Key results include the prediction and observation of gravitational waves from binary black hole and neutron star mergers by LIGO Scientific Collaboration and Virgo, the imaging of a black hole shadow by Event Horizon Telescope collaborators, and precision tests of general relativity in the solar system by teams at Jet Propulsion Laboratory and European Space Agency. Quantum-corrected phenomenology yields candidate features such as black hole entropy calculations from Stephen Hawking and Jacob Bekenstein's work, the Bekenstein–Hawking formula, and insights from string theory about microstate counting via Strominger and Vafa. Semiclassical results include Hawking radiation and the Unruh effect discussed by Paul Davies.
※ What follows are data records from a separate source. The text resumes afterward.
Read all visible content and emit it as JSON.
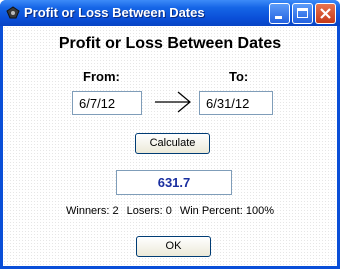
{
  "window": {
    "title": "Profit or Loss Between Dates"
  },
  "dialog": {
    "heading": "Profit or Loss Between Dates",
    "from_label": "From:",
    "to_label": "To:",
    "from_value": "6/7/12",
    "to_value": "6/31/12",
    "calculate_label": "Calculate",
    "result_value": "631.7",
    "winners": "Winners: 2",
    "losers": "Losers: 0",
    "win_percent": "Win Percent: 100%",
    "ok_label": "OK"
  },
  "colors": {
    "titlebar": "#0a4fd8",
    "result_text": "#1a2fa0"
  }
}
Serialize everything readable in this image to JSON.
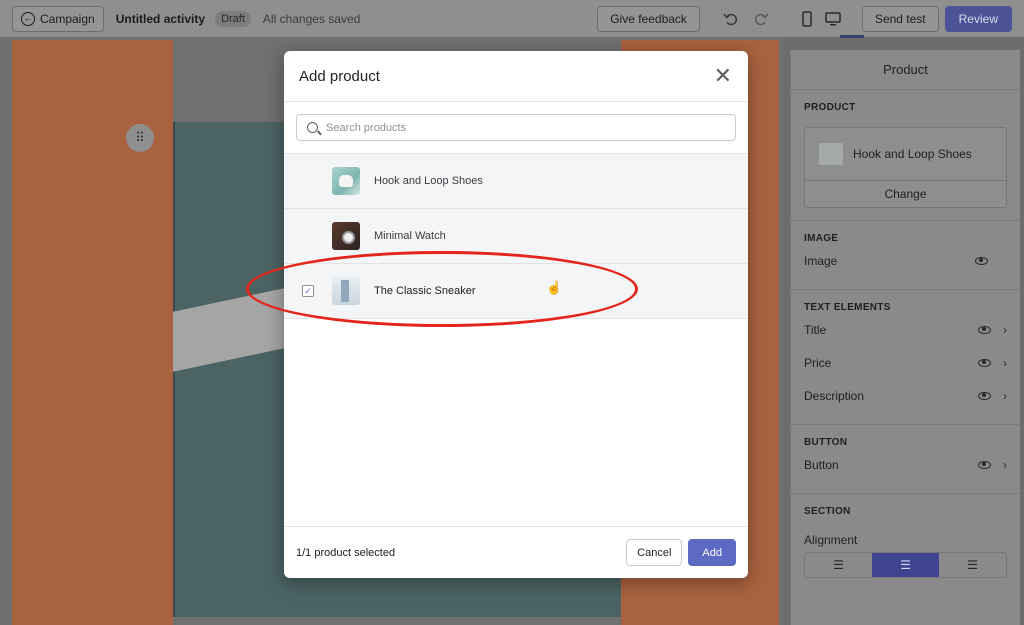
{
  "topbar": {
    "back_label": "Campaign",
    "title": "Untitled activity",
    "badge": "Draft",
    "saved_status": "All changes saved",
    "feedback_label": "Give feedback",
    "send_test_label": "Send test",
    "review_label": "Review",
    "icons": [
      "back-arrow-icon",
      "undo-icon",
      "redo-icon",
      "mobile-icon",
      "desktop-icon"
    ]
  },
  "modal": {
    "title": "Add product",
    "search_placeholder": "Search products",
    "products": [
      {
        "name": "Hook and Loop Shoes",
        "checked": false
      },
      {
        "name": "Minimal Watch",
        "checked": false
      },
      {
        "name": "The Classic Sneaker",
        "checked": true
      }
    ],
    "selected_count": "1/1 product selected",
    "cancel_label": "Cancel",
    "add_label": "Add"
  },
  "panel": {
    "header": "Product",
    "product_section": "PRODUCT",
    "product_name": "Hook and Loop Shoes",
    "change_label": "Change",
    "image_section": "IMAGE",
    "image_label": "Image",
    "text_section": "TEXT ELEMENTS",
    "text_rows": [
      "Title",
      "Price",
      "Description"
    ],
    "button_section": "BUTTON",
    "button_label": "Button",
    "section_section": "SECTION",
    "alignment_label": "Alignment",
    "alignment_selected": "center"
  },
  "colors": {
    "accent": "#5c6ac4",
    "annotation": "#e3251c",
    "canvas_orange": "#d9824f"
  }
}
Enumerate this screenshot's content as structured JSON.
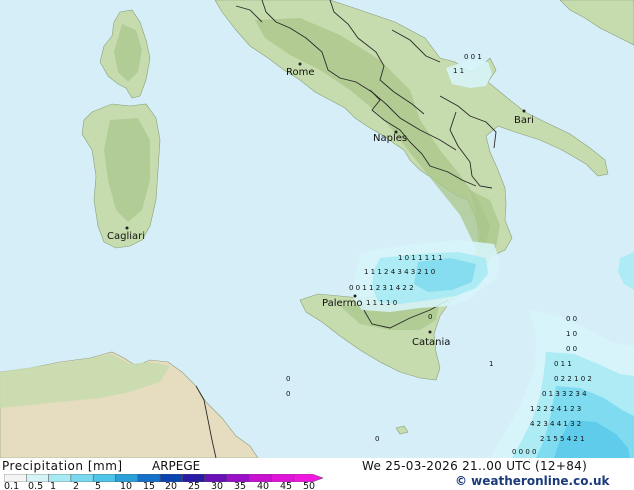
{
  "header": {
    "legend_title": "Precipitation [mm]",
    "model": "ARPEGE",
    "datetime": "We 25-03-2026 21..00 UTC (12+84)",
    "credit": "© weatheronline.co.uk"
  },
  "legend": {
    "ticks": [
      "0.1",
      "0.5",
      "1",
      "2",
      "5",
      "10",
      "15",
      "20",
      "25",
      "30",
      "35",
      "40",
      "45",
      "50"
    ],
    "colors": [
      "#f4f4f4",
      "#d6f4f8",
      "#a8eaf4",
      "#7ad9ee",
      "#4ec4e8",
      "#2a9fd8",
      "#1470c8",
      "#0a44b0",
      "#2a1aa8",
      "#6a10b8",
      "#9a10c8",
      "#c812d0",
      "#e014d8",
      "#f018e0"
    ]
  },
  "colors": {
    "sea": "#d6eef7",
    "land": "#c7dcae",
    "highland": "#a9c58a",
    "desert": "#e6dcc0",
    "rain_light": "#a8eaf4",
    "rain_medium": "#7ad9ee",
    "border": "#2a2a2a"
  },
  "cities": [
    {
      "name": "Rome"
    },
    {
      "name": "Naples"
    },
    {
      "name": "Bari"
    },
    {
      "name": "Cagliari"
    },
    {
      "name": "Palermo"
    },
    {
      "name": "Catania"
    }
  ],
  "precip_rows": [
    {
      "values": "0 0 1"
    },
    {
      "values": "1 0 1 1 1 1 1"
    },
    {
      "values": "1 1 1 2 4 3 4 3 2 1 0"
    },
    {
      "values": "0 0 1 1 2 3 1 4 2 2"
    },
    {
      "values": "1 1 1 1 0"
    },
    {
      "values": "1 1"
    },
    {
      "values": "0"
    },
    {
      "values": "0 0"
    },
    {
      "values": "1 0"
    },
    {
      "values": "0 0"
    },
    {
      "values": "1"
    },
    {
      "values": "0 1 1"
    },
    {
      "values": "0 2 2 1 0 2"
    },
    {
      "values": "0 1 3 3 2 3 4"
    },
    {
      "values": "1 2 2 2 4 1 2 3"
    },
    {
      "values": "4 2 3 4 4 1 3 2"
    },
    {
      "values": "2 1 5 5 4 2 1"
    },
    {
      "values": "0 0 0 0"
    },
    {
      "values": "0"
    },
    {
      "values": "0"
    },
    {
      "values": "0"
    }
  ]
}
Experimental efforts span interferometric detectors developed at Caltech and MIT for LIGO, radio observatories coordinating through the European VLBI Network for the Event Horizon Telescope, and satellite missions like Gravity Probe B testing frame-dragging predicted by Albert Einstein. Pulsar timing arrays coordinated by the North American Nanohertz Observatory for Gravitational Waves (NANOGrav), Parkes Pulsar Timing Array, and European Pulsar Timing Array probe nanohertz gravitational waves. Cosmological surveys by Planck and Dark Energy Survey constrain large-scale modifications, while tabletop experiments influenced by work at Stanford University seek short-range deviations from Newtonian potentials guided by theoretical proposals from Lisa Randall and Nima Arkani-Hamed.
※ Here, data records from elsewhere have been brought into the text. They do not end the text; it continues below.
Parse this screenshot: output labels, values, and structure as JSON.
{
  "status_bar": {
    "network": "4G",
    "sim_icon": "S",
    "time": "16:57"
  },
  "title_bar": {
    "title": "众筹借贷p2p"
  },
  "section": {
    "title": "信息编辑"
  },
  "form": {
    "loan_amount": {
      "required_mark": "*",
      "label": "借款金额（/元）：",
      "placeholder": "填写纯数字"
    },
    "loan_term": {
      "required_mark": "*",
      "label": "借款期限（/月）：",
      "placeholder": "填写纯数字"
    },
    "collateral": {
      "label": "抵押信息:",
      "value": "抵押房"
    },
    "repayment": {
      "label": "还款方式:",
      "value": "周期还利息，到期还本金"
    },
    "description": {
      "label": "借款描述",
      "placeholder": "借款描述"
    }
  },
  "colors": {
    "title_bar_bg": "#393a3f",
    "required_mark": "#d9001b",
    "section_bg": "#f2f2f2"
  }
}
Mathematical methods central to the field include differential geometry developed by Élie Cartan and Bernhard Riemann, global analysis influenced by Bernard Schutz and Robert Geroch, and functional integral techniques formalized by Richard Feynman. Hamiltonian and constraint analysis owes foundations to Paul Dirac and Bryce DeWitt, and index theorems from Atiyah–Singer appear in anomaly computations associated with Edward Witten. Topological and categorical tools appear in work by Michael Atiyah and Graeme Segal, while numerical methods derive from programs by Miguel Alcubierre and Frans Pretorius.
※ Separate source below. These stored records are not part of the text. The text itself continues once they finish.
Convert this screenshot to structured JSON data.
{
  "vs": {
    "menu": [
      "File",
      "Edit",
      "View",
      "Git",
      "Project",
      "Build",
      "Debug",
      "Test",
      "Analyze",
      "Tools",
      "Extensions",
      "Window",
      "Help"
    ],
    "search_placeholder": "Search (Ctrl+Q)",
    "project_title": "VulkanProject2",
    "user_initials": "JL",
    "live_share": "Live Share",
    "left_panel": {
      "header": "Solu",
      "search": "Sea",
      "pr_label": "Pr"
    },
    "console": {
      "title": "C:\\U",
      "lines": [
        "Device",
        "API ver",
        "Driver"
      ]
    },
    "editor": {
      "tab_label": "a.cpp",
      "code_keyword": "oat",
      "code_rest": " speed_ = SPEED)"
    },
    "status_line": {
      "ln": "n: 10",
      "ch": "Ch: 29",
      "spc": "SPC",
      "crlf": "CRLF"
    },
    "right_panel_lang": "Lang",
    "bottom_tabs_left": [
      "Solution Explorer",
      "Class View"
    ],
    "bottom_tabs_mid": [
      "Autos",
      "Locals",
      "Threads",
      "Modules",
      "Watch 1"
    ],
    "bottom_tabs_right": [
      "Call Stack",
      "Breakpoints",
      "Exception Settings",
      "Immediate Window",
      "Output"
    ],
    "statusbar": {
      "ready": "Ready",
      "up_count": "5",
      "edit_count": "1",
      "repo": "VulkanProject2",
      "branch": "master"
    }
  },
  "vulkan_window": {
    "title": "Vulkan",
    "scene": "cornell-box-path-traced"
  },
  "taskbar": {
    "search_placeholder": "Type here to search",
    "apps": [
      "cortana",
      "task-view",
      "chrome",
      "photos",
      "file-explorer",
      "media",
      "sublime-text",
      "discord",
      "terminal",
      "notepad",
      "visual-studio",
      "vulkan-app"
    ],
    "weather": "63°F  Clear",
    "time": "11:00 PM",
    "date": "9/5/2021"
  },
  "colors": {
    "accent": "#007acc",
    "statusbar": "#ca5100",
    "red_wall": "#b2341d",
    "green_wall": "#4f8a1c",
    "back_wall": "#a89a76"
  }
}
Open problems include the information paradox debated by Stephen Hawking, Samir Mathur, and Juan Maldacena; the microphysical origin of black hole entropy explored by Andrew Strominger; finding phenomenological signatures of loop quantum gravity and string theory in cosmology by groups at Perimeter Institute for Theoretical Physics and Institute for Advanced Study; and establishing experimentally accessible predictions from asymptotic safety advocates like Martin Reuter. Future directions emphasize multi-messenger campaigns coordinated by LIGO Scientific Collaboration and IceCube Neutrino Observatory, theoretical synthesis across programs championed at Kavli Institute for Theoretical Physics, and mathematical rigor advanced via collaborations involving Institute of Mathematics and its Applications.